The spread is equal to the pricing of its longer-dated own name issuance last year, but well inside where its public bonds are currently trading on the secondary market and significantly below recent own name issuance from other large housing associations.
Five investors took part in the deal, which was siigned today (March 1) after Bromford completed roadshows in the US, Canada and London last month and presented to 15 prospective funders.
Of the five investors on the deal, two are new to sector, which follows a recent trend of new funders coming into social housing, particularly from America.
Social Housing revealed in January that Network Homes had secured £175m from six American investors, including one new funder.
Bromford’s order book was three and half times subscribed, which the group said highlighted “the strong level of interest from investors despite the prevailing uncertain economic climate and unprecedented difficulty recently observed in the UK markets”.

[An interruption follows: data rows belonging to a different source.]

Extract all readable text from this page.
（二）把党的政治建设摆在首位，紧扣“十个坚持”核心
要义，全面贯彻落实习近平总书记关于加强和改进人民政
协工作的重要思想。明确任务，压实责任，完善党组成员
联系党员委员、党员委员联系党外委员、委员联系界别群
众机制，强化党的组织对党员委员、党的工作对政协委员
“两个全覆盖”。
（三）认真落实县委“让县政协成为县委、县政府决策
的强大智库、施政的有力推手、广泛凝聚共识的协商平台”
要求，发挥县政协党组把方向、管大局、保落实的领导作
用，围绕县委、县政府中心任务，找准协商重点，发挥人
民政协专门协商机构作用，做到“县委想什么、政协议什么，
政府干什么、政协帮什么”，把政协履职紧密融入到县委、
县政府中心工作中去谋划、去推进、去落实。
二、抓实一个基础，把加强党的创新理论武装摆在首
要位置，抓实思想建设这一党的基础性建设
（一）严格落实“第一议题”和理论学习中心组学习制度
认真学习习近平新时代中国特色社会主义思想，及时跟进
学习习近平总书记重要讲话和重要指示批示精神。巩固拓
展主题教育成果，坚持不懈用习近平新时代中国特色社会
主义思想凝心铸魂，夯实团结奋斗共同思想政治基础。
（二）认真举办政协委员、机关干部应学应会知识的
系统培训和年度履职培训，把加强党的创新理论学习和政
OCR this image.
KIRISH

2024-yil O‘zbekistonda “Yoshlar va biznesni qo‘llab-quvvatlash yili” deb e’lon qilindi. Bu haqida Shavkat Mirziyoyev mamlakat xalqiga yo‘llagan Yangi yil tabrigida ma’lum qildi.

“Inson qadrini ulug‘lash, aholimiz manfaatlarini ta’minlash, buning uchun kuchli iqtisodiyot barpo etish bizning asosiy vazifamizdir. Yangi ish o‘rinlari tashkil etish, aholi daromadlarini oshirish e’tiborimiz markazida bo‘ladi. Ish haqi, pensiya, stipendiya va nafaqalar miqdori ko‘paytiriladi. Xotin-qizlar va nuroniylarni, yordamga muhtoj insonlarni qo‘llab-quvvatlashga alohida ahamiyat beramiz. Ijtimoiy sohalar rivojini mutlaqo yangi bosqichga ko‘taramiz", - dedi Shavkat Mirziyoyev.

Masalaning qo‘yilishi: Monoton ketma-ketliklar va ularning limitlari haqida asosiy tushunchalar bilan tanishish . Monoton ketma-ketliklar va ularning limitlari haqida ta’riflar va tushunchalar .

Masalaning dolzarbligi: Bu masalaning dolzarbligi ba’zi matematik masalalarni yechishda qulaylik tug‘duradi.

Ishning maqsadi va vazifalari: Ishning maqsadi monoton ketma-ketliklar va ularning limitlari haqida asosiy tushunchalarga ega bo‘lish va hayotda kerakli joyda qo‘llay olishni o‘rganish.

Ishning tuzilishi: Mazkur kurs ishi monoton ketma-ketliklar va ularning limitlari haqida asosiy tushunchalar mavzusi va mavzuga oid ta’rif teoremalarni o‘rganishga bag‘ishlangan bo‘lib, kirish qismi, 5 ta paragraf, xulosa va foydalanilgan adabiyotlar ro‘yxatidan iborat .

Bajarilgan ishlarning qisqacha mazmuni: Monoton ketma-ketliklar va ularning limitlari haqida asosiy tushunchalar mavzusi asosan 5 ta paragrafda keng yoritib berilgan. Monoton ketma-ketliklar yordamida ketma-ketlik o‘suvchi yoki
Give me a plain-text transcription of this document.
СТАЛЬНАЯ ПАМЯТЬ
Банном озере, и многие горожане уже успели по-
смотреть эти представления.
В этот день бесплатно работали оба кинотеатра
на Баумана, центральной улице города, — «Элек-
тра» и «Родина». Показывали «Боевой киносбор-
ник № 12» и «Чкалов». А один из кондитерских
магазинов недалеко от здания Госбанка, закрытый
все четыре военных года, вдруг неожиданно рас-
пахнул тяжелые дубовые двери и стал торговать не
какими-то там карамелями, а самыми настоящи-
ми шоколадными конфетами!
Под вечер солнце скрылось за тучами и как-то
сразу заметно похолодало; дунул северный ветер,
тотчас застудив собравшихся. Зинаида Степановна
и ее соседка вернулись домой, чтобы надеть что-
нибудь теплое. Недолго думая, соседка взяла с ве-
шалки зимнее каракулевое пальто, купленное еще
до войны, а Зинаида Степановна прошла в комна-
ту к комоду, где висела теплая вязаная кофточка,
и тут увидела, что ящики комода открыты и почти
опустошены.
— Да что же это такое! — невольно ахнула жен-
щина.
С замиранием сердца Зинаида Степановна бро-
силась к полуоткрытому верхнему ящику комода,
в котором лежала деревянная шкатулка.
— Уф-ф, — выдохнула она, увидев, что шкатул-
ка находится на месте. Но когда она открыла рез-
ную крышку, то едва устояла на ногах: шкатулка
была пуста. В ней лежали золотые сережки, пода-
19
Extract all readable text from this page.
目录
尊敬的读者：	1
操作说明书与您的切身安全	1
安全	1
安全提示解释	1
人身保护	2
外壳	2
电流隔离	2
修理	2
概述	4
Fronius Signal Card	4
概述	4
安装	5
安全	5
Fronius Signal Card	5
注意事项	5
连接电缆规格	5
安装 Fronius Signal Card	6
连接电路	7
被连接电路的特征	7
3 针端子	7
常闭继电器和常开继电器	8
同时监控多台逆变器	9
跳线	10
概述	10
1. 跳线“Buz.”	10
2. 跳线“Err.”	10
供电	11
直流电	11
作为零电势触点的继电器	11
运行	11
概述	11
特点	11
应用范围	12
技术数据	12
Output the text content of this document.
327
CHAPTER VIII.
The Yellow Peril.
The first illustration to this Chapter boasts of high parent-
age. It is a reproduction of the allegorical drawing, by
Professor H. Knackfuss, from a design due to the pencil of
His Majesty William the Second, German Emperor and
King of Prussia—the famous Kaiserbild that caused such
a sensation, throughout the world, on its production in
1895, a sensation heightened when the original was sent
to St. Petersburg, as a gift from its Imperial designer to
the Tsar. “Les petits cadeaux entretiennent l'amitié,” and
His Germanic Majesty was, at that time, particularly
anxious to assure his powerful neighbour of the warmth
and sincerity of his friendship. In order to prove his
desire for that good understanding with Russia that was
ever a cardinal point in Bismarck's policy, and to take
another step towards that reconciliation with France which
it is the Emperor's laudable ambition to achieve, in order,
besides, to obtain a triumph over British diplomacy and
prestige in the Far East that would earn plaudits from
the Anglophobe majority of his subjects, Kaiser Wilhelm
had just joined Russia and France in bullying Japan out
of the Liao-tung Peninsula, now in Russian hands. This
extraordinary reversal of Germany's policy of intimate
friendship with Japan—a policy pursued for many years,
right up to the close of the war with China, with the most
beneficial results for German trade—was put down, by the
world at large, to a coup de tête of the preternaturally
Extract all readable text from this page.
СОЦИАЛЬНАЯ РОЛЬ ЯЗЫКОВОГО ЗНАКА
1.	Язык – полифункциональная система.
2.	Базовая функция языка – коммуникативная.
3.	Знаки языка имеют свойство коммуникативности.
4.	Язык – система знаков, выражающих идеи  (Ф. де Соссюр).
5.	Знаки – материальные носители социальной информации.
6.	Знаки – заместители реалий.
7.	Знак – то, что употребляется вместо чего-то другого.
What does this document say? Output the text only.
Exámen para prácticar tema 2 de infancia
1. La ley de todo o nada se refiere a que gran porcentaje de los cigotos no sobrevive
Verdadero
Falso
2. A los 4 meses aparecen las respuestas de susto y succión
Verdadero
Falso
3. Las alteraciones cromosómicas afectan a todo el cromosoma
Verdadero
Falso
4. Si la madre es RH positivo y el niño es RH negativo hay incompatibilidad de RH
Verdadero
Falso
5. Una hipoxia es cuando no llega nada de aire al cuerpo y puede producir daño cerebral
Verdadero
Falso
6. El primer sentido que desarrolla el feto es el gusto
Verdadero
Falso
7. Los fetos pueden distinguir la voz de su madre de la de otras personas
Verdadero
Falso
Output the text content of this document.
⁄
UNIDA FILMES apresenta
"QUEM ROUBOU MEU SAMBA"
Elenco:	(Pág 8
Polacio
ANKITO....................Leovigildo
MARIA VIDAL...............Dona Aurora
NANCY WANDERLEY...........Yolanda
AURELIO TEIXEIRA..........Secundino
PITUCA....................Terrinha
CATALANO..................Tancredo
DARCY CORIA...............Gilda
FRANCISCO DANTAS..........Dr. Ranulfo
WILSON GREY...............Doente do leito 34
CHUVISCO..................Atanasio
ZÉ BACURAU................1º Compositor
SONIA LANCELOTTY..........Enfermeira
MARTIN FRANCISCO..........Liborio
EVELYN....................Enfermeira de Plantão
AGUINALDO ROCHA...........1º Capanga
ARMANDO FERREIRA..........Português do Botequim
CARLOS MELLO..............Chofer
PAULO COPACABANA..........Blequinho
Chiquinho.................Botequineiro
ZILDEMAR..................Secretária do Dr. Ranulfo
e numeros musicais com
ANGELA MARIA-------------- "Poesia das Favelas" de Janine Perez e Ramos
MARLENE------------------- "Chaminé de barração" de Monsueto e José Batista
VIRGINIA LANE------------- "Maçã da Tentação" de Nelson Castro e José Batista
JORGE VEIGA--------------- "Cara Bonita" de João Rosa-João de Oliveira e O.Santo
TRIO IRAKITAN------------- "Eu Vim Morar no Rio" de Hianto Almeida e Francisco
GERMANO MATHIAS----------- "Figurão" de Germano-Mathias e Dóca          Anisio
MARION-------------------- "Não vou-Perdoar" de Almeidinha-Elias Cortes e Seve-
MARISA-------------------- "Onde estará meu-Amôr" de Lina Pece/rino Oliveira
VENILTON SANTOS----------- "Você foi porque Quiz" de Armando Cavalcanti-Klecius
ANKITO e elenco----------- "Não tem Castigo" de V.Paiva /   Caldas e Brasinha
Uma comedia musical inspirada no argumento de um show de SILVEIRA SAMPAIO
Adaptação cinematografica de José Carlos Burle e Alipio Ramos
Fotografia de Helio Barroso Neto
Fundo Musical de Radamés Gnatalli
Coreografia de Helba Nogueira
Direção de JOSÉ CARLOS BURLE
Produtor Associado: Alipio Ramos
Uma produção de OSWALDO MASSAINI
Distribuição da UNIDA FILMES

The latest funding package comes after Bromford – which owns and manages 44,000 homes and has the sector’s leading credit rating – raised £300m from UK sterling investors last year with an own name bond at 135bps, making it one of the tightest HA own name spreads of the year.
The group has also recently completed a three-way merger that has brought Merlin and Severn Vale together under the Bromford umbrella.
Bromford is planning to deliver more than 1,000 new homes each year, with a target of 14,000 homes over a decade. It was announced as a Homes England strategic partner last month.
Seen both sides of that one now though - sell and buy both reported.